Senior Research Scientist
Metaverse Lab.
Cluster Inc.
Outline
This research project involves developing a human-AI collaborative system that supports community formation by transferring tacit knowledge from the community support staff of Cluster, a commercial metaverse platform, to AI agents. Using comprehensive user behavioral records, we formalize staff expertise through behavioral pattern analysis. Then, we implement embodied AI agents that incorporate this knowledge and conduct large-scale field studies to validate the approach.
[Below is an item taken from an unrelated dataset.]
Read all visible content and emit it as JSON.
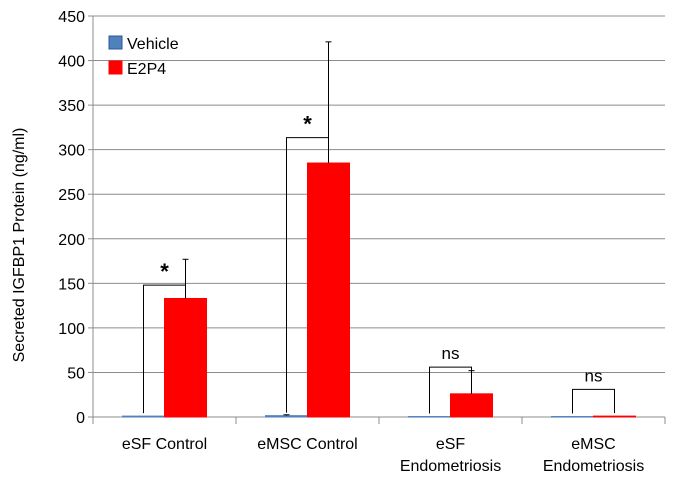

This project aims to systematize community formation support techniques in metaverse environments and extend their application to the real world.
Yin Long
AI-enabled Healthcare Infrastructure for an Aging Society
Grant No.:JPMJPR252A
Researcher
Yin Long

Associate Professor
Graduate School of Engineering
University of Tokyo
Outline
This project proposes a next-generation medical support model for aging regions facing difficulties in healthcare access, where AI and local residents co-evolve. Specifically, it analyzes medical demand at the 1-km mesh level based on medical records and behavioral logs, extracts health concern signals from sources such as SNS and newspapers, and develops elderly-oriented agents that integrate generative AI with knowledge graphs. These agents provide flexible medical route suggestions and behavioral support tailored to regional conditions, aiming to establish a new medical and social infrastructure that enhances accessibility and resilience in super-aging communities.